During the 1935 term, the Four Horsemen would often ride (in a car) together to and from the Court to coordinate their positions. To counter them, the Three Musketeers started meeting at Brandeis's apartment on Friday afternoons. However, the Four Horsemen held sway, leading to Roosevelt's court-packing scheme. In 1937, in the "switch in time that saved nine," Roberts and Hughes switched to the liberal side in several key decisions, the most important one being West Coast Hotel Co. v. Parrish, a case regarding the minimum wage of workers. Within a year, Van Devanter and Sutherland retired and were replaced by Hugo Black and Stanley Reed, strong New Dealers, ending the Four Horsemen's sway. By 1941, Brandeis, Cardozo, Butler, McReynolds, and Hughes were also gone. Only Stone and Roberts remained, and by then Stone had been elevated to the position of Chief Justice.

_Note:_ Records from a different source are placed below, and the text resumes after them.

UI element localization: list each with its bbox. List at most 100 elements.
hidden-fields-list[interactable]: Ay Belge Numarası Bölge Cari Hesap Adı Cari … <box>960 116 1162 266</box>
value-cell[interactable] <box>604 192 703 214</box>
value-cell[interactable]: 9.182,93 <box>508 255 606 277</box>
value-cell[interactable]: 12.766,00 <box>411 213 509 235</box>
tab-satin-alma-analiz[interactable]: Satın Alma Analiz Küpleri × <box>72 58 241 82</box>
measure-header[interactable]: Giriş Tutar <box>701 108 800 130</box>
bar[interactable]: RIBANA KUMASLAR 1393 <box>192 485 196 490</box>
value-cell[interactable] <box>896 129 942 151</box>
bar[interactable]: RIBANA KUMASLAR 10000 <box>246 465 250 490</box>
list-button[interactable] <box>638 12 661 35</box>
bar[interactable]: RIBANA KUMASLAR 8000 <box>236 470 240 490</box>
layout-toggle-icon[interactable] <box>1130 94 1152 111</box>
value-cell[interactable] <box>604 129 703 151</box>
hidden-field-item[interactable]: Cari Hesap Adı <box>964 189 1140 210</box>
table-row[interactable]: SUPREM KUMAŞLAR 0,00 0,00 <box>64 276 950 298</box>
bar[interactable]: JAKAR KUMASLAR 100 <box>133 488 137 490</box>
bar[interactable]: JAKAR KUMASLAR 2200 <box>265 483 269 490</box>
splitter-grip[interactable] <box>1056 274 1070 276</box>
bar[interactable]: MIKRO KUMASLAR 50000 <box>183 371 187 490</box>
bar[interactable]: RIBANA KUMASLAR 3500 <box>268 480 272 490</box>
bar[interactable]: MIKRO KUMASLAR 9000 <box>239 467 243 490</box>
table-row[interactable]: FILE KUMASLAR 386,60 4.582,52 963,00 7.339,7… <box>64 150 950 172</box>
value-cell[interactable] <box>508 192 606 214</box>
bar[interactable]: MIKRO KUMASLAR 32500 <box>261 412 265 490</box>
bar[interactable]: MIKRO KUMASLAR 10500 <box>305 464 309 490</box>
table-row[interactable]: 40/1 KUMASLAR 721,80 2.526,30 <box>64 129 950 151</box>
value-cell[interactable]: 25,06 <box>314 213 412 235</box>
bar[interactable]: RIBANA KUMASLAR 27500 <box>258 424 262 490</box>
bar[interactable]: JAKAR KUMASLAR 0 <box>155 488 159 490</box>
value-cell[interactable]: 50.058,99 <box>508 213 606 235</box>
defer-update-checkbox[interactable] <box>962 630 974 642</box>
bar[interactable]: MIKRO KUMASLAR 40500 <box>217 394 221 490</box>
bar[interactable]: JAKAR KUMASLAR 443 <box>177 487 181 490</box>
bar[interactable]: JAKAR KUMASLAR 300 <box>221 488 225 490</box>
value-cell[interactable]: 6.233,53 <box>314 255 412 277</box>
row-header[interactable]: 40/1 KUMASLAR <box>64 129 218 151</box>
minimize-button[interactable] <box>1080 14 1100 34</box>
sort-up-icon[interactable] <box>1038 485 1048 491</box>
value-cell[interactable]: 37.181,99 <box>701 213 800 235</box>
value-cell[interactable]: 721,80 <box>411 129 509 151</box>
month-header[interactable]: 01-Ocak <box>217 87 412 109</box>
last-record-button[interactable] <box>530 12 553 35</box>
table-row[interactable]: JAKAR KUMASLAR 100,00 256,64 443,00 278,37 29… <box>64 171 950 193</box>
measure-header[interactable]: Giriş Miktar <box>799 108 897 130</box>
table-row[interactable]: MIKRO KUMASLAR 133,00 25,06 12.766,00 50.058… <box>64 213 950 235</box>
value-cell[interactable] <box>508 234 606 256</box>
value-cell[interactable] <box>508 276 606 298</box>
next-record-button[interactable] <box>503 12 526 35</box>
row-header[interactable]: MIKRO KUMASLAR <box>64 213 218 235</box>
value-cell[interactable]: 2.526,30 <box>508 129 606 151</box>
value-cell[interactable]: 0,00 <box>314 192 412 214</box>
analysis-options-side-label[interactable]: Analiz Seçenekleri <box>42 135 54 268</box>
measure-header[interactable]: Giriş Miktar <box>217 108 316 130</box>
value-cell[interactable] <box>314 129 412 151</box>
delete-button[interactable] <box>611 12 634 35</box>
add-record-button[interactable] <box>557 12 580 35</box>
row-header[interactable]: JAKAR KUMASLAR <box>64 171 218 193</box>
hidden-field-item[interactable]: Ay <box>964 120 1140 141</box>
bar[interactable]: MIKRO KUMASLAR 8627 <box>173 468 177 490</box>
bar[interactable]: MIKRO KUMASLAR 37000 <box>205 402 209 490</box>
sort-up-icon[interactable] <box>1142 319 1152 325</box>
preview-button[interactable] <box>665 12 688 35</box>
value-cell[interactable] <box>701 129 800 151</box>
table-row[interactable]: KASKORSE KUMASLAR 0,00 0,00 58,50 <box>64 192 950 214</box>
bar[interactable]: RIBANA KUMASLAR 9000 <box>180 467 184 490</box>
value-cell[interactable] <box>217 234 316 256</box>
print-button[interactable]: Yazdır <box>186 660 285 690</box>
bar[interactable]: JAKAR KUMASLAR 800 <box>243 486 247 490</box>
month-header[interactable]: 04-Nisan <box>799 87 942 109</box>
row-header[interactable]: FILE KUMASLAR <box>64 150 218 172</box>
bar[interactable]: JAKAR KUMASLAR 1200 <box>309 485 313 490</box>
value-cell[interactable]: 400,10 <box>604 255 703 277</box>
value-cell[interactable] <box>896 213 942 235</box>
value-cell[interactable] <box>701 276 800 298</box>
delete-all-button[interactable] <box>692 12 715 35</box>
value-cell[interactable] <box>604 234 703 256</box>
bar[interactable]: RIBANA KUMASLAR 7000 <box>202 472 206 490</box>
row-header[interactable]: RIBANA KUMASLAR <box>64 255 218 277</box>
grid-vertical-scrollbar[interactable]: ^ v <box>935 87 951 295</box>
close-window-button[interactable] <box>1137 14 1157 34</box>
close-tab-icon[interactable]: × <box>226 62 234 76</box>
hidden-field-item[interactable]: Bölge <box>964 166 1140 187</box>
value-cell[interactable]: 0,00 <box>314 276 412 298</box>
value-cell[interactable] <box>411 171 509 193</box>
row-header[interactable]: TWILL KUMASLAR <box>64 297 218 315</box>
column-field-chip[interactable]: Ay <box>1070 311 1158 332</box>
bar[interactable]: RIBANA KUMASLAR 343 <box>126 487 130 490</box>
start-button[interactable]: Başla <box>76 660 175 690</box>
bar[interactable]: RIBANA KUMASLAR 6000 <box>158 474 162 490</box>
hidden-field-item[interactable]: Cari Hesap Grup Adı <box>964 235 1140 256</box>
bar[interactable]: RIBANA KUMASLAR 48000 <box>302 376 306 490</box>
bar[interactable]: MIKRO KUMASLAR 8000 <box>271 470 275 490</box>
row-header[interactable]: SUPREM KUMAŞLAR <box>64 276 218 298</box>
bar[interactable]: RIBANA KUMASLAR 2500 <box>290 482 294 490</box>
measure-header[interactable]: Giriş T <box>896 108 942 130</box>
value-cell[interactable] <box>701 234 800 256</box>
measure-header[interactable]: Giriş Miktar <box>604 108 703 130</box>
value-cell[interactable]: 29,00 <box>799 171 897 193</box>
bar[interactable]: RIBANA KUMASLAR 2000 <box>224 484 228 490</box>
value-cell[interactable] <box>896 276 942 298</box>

The Three Musketeers were successful in many cases. They often convinced the swing voters, Charles Evans Hughes and Owen Roberts, to vote for New Deal policies. The Three Musketeers were able to uphold many New Deal laws such as the Gold Reserve Act (in the Gold Clause Cases), The Fair Labor Standards Act (in United States v. Darby Lumber Co.), the Tennessee Valley Authority (in Ashwander v. Tennessee Valley Authority) and the Social Security Act (in Steward Machine Co. v. Davis and Helvering v. Davis). They persuaded members of the Four Horsemen to vote to uphold New Deal legislation occasionally.